The same codes used in Section 3 can be applied here again for ROC and Confusion matrix.

train_rf_predictions = pipe_best_model.predict(X_train)

train_rf_probs = pipe_best_model.predict_proba(X_train)[:, 1]

rf_probs = pipe_best_model.predict_proba(X_test)[:, 1]

# Plot ROC curve and check scores

evaluate_model(y_pred_best_model, rf_probs, train_rf_predictions, train_rf_probs)

Recall Baseline: 1.0 Test: 0.94 Train: 0.95 
Precision Baseline: 0.48 Test: 0.9 Train: 0.91 
Roc Baseline: 0.5 Test: 0.97 Train: 0.98

This set of parameters make the model perform just slightly better than our original model. The difference is not huge. This is understandable because our original model already performed well with higher scores (accuracy, precision, recall). So tuning some hyperparameters might not add any significant improvement to the model.

# Plot Confusion matrix

plot_confusion_matrix(confusion_matrix(y_test, y_pred_best_model), classes = ['0 - Stay', '1 - Exit'],

title = 'Exit_status Confusion Matrix')

Use the best model on test.csv data

Now that we have the best model, let’s use it for predictions and compile our final answer to submit.

test = pd.read_csv('test.csv')
test_withoutID = test.copy().drop('id', axis = 1)
test_withoutID = test_withoutID.fillna('na')

final_y = pipe_best_model.predict(test_withoutID)
#pipe model only takes in dataframe without ID column.

final_report = test
final_report['exit_status'] = final_y
final_report = final_report.loc[:,['id','exit_status']]

# Replace 1-0 with Yes-No to make it interpretable

final_report= final_report.replace(1, 'Yes')
final_report= final_report.replace(0, 'No')

We see all No. Let’s check to make sure there are Yes in the column too.

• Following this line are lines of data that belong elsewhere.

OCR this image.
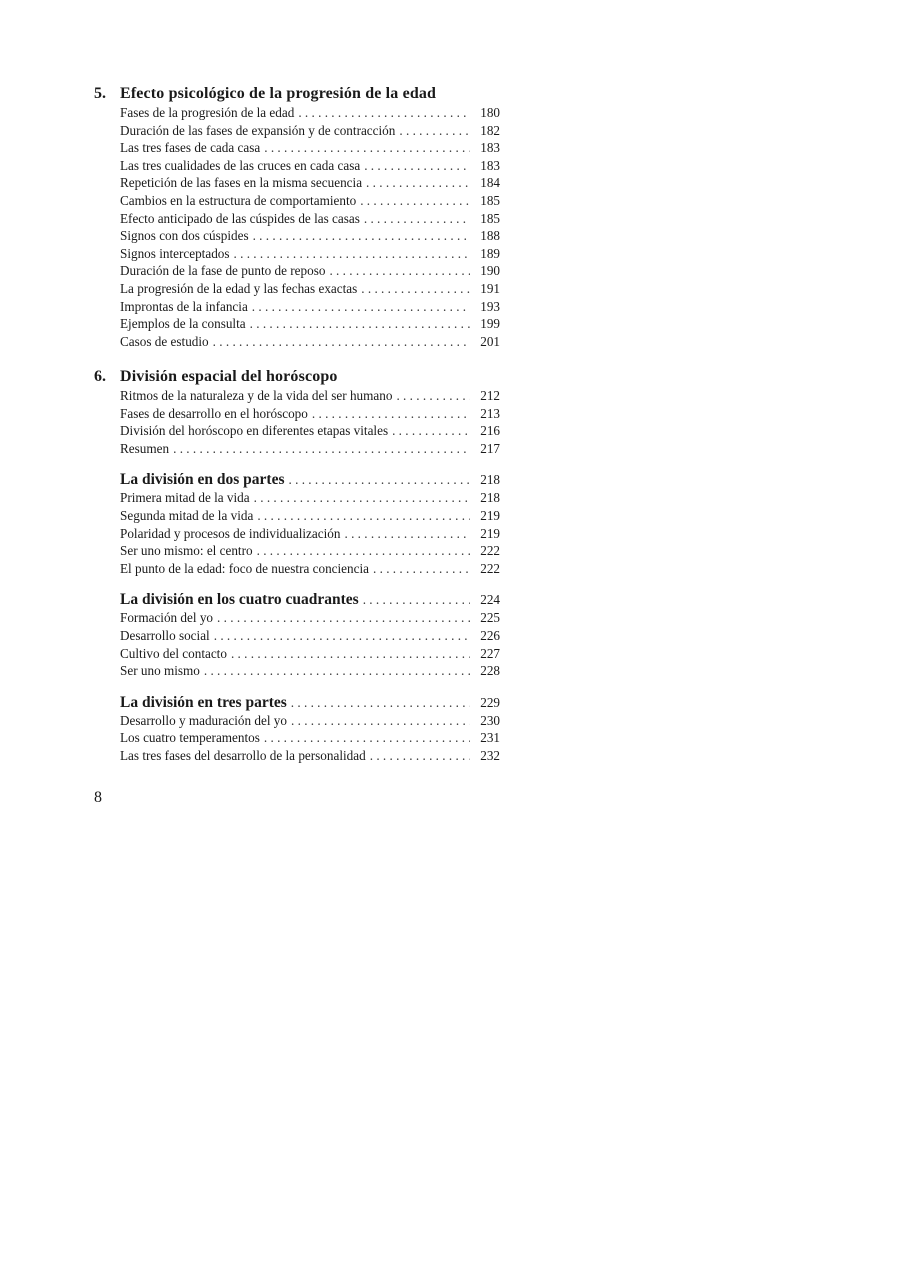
5. Efecto psicológico de la progresión de la edad
Fases de la progresión de la edad . . .	180
Duración de las fases de expansión y de contracción . . .	182
Las tres fases de cada casa . . .	183
Las tres cualidades de las cruces en cada casa . . .	183
Repetición de las fases en la misma secuencia . . .	184
Cambios en la estructura de comportamiento . . .	185
Efecto anticipado de las cúspides de las casas . . .	185
Signos con dos cúspides . . .	188
Signos interceptados . . .	189
Duración de la fase de punto de reposo . . .	190
La progresión de la edad y las fechas exactas . . .	191
Improntas de la infancia . . .	193
Ejemplos de la consulta . . .	199
Casos de estudio . . .	201
6. División espacial del horóscopo
Ritmos de la naturaleza y de la vida del ser humano . . .	212
Fases de desarrollo en el horóscopo . . .	213
División del horóscopo en diferentes etapas vitales . . .	216
Resumen . . .	217
La división en dos partes . . .	218
Primera mitad de la vida . . .	218
Segunda mitad de la vida . . .	219
Polaridad y procesos de individualización . . .	219
Ser uno mismo: el centro . . .	222
El punto de la edad: foco de nuestra conciencia . . .	222
La división en los cuatro cuadrantes . . .	224
Formación del yo . . .	225
Desarrollo social . . .	226
Cultivo del contacto . . .	227
Ser uno mismo . . .	228
La división en tres partes . . .	229
Desarrollo y maduración del yo . . .	230
Los cuatro temperamentos . . .	231
Las tres fases del desarrollo de la personalidad . . .	232
8
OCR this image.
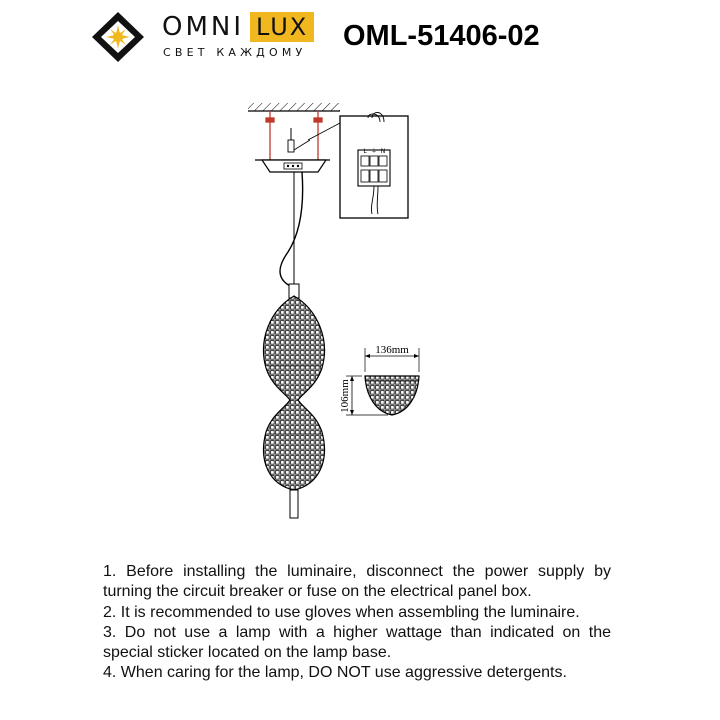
OMNI LUX
СВЕТ КАЖДОМУ
OML-51406-02
L ⏚ N
136mm
106mm

1. Before installing the luminaire, disconnect the power supply by turning the circuit breaker or fuse on the electrical panel box.

2. It is recommended to use gloves when assembling the luminaire.

3. Do not use a lamp with a higher wattage than indicated on the special sticker located on the lamp base.

4. When caring for the lamp, DO NOT use aggressive detergents.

final_report.exit_status.value_counts()

No     701
Yes    638
Name: exit_status, dtype: int64

Okay, we are safe~

Save and submit the file

final_report.to_csv('submissions.csv', index=False)

Conclusion

I hope this can be a helpful reference guide for you guys as well. You can use this guide to prepare for probably some technical tests or use it as a cheatsheet to brush up on how to implement Random Forest Classifier in Python. I will definitely keep on updating this as I find more useful functions or tricks that I think can help everyone tackle many data science problems fast, without much need to look up on platforms like StackOverflow, especially when sitting for a technical test, where time is limited.

If there are any other tricks or functions that you think are important, please let me know in the comment section below. Also, I welcome any constructive feedback from everyone.

Thank you for your read. Have a great day and happy programming!